John's condition continues to worsen as the hours go by. Aaron, Susie and other workers plan to pull John out of the hole by drilling pulleys into the walls and hooking the ropes to his feet. Aaron continues to talk to John, occasionally feeding him Gatorade to keep him hydrated. John continues to tell him about his relationship with Emily, and reveals that when he first proposed to her she declined, and his family did not take to it kindly. He still continued to date her, amid rising tensions between her and his family. A radio is lowered into the cave and John is able to speak with Emily, who reveals she is pregnant. Shortly afterwards, he suffers another panic attack. While talking with Aaron again, they each realize that they both served Latter Day Saints missions in Spanish-speaking countries. They both sing "Come Thou Fount of Every Blessing" in Spanish.

The drilling is finished and the attempt to pull John out commences. However, as John is starting to get pulled out, one of the drills comes undone, making dirt explode in all directions, and resulting in John falling back in the hole. The workers rescue an injured Aaron, who struggles to get back to the cave, distraught over another failure and the loss of his new friend. Emily mourns at the entrance, and is able to speak with John one last time. Emily talks with him for a minute before John seemingly dies.

Some time later, John suddenly awakens, and to his surprise, has the strength to push himself out of the hole. He calls for Aaron and Susie and finds the pulley ropes. He notices that the injuries he sustained have disappeared. As he finds his way back to the entrance, he finds it deserted and realizes that he has died and is now a spirit in the afterlife. Saddened, John goes back to the cave.

In the cave, John encounters another spirit in the form of an infant. As he talks to the baby, he realizes the baby is his soon to be born son. He then reflects on the hallucinations and visions of the boy and the man in grey with Emily and Lizzie. He realizes that the man was always his son, and tearfully tells the infant to watch over his mother and sister. As he takes the baby from his cradle and exits the cave, the baby is born at a hospital and is placed in Emily's arms, who happily announces that she has named him after John. Epilogue captions state that the cave's entrance has since been sealed, with John's body still inside, and provides a thank you to the rescuers, from the family. It also mentions that Emily remarried less than three years after the ordeal.

==Cast==
- Chadwick Hopson as John Jones, a medical student who gets stuck in an 18-inch wide hole in Nutty Putty Cave.
  - Ashton Collins as Young John
  - Brighton Grow as Teen John
  - Beau Smith as Baby John
- Alexis "Lexy" Johnson as Emily Jones, John's wife.
- Landon Henneman as Aaron, a veteran rescue worker who is distraught over past rescues that have ended tragically.

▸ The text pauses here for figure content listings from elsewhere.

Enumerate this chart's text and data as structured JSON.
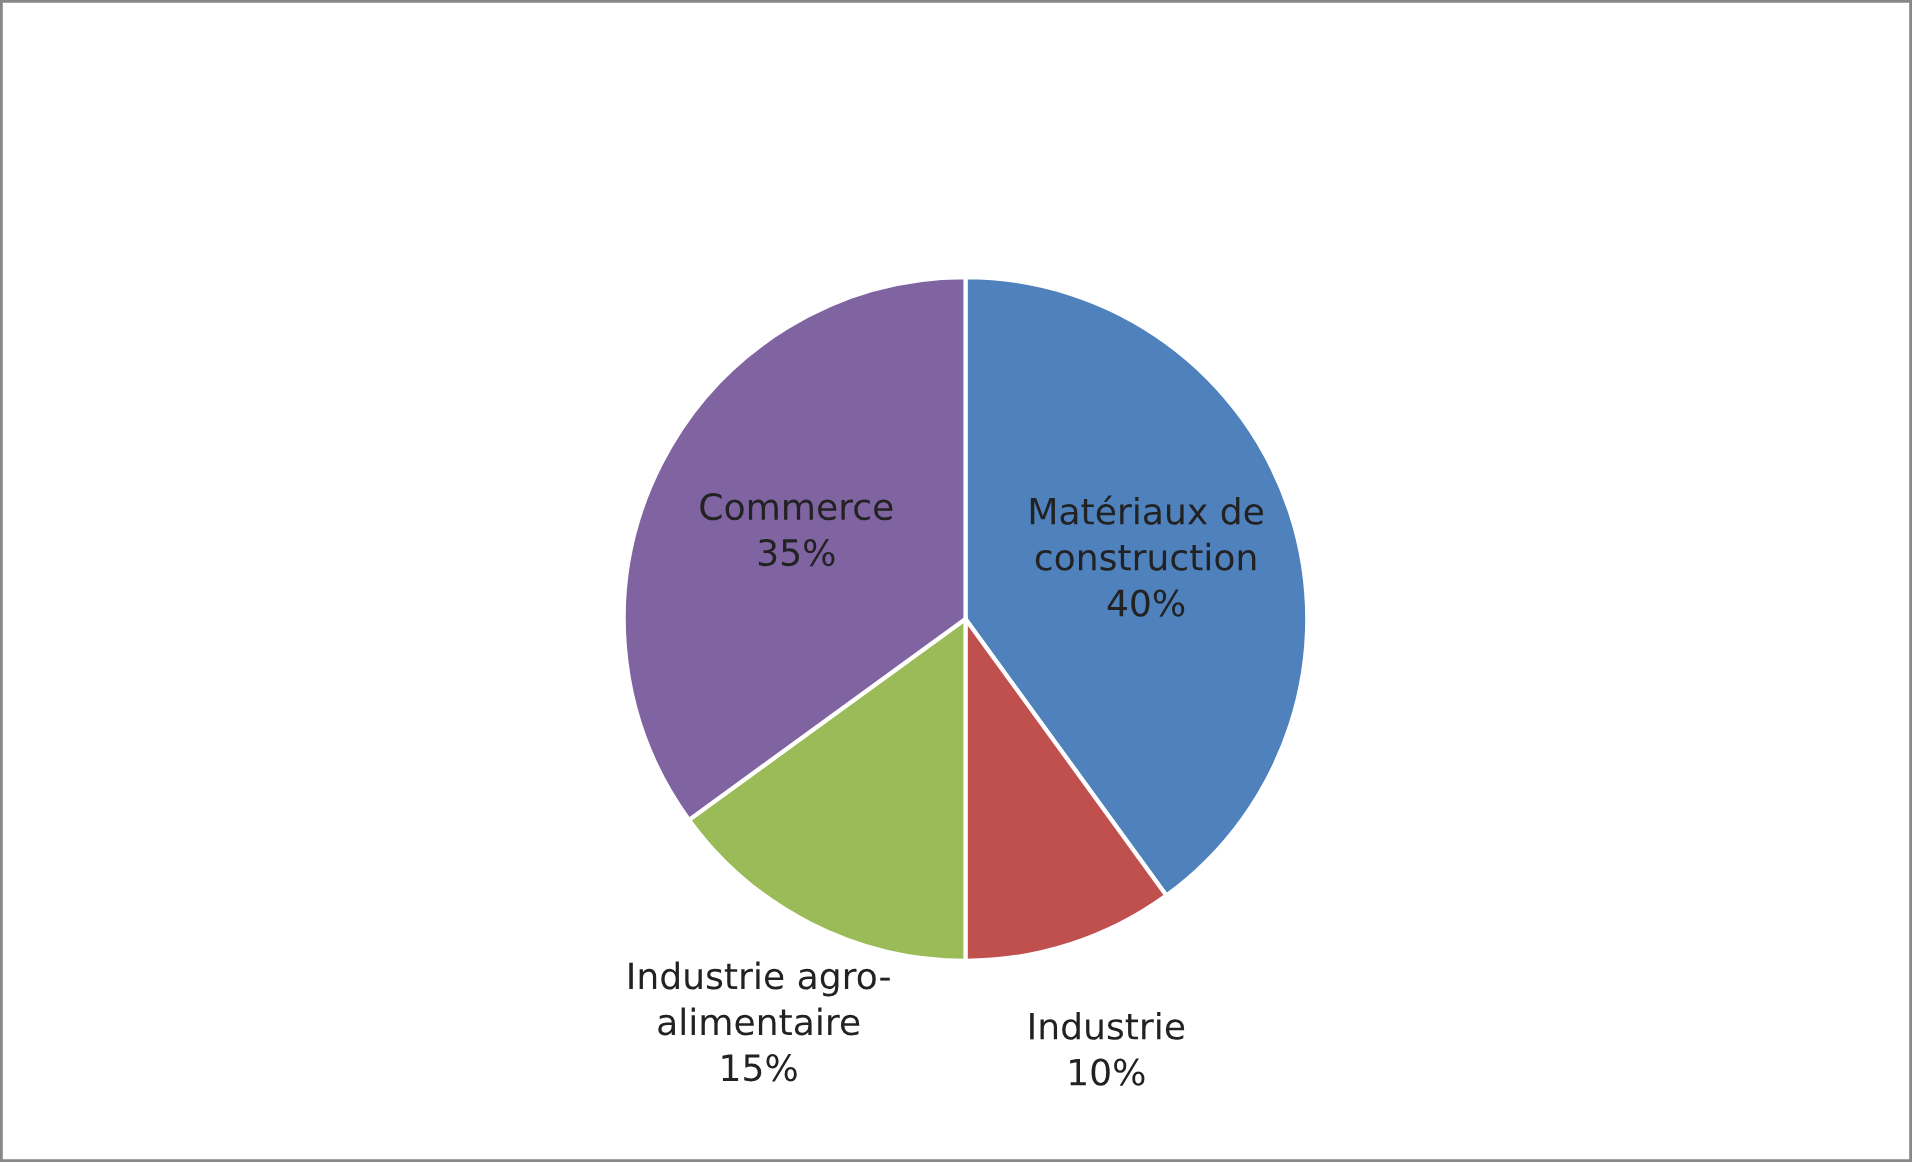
{
  "chart_data": {
    "type": "pie",
    "categories": [
      "Matériaux de construction",
      "Industrie",
      "Industrie agro-alimentaire",
      "Commerce"
    ],
    "values": [
      40,
      10,
      15,
      35
    ],
    "colors": [
      "#4f81bd",
      "#c0504d",
      "#9bbb59",
      "#8064a2"
    ],
    "value_labels": [
      "40%",
      "10%",
      "15%",
      "35%"
    ],
    "legend": false
  }
}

He is a composite character of the many workers who conversed with John during the attempted rescue.
- Jyllian Petrie as Susie, one of the rescue workers, also a composite character.
- Jacob Omer as Josh Jones, John's brother.
  - Canyon Canary as Young Josh
  - Dalek Atkinson as Teen Josh
- Mason D. Davis as Man in Dark, a hallucination John has seen over the course of his life. The man is later revealed to be the spirit of his unborn son.
- Paul Tan as Dr. Doug Murdock, a medical expert who provides information warning the rescuers of John's condition in the cave.
- Mark Webb as Sheriff Hodgson, the leader in the rescuing effort.
- Madison Coleman as Lizzie, John's young daughter.
  - Mathias Flake as Younger Lizzie

==Production==
Filming took place entirely in Utah, with exterior shots of the cave at the actual entrance, and the interior holes and twists recreated in a warehouse in West Valley.

==Release==
The film had a limited release in Arizona, Utah, and Idaho on September 16, 2016.

==Reception==
The film had a limited release but received generally positive reviews, with praise for its direction, acting, and cinematography, with some criticism for its tone and pacing.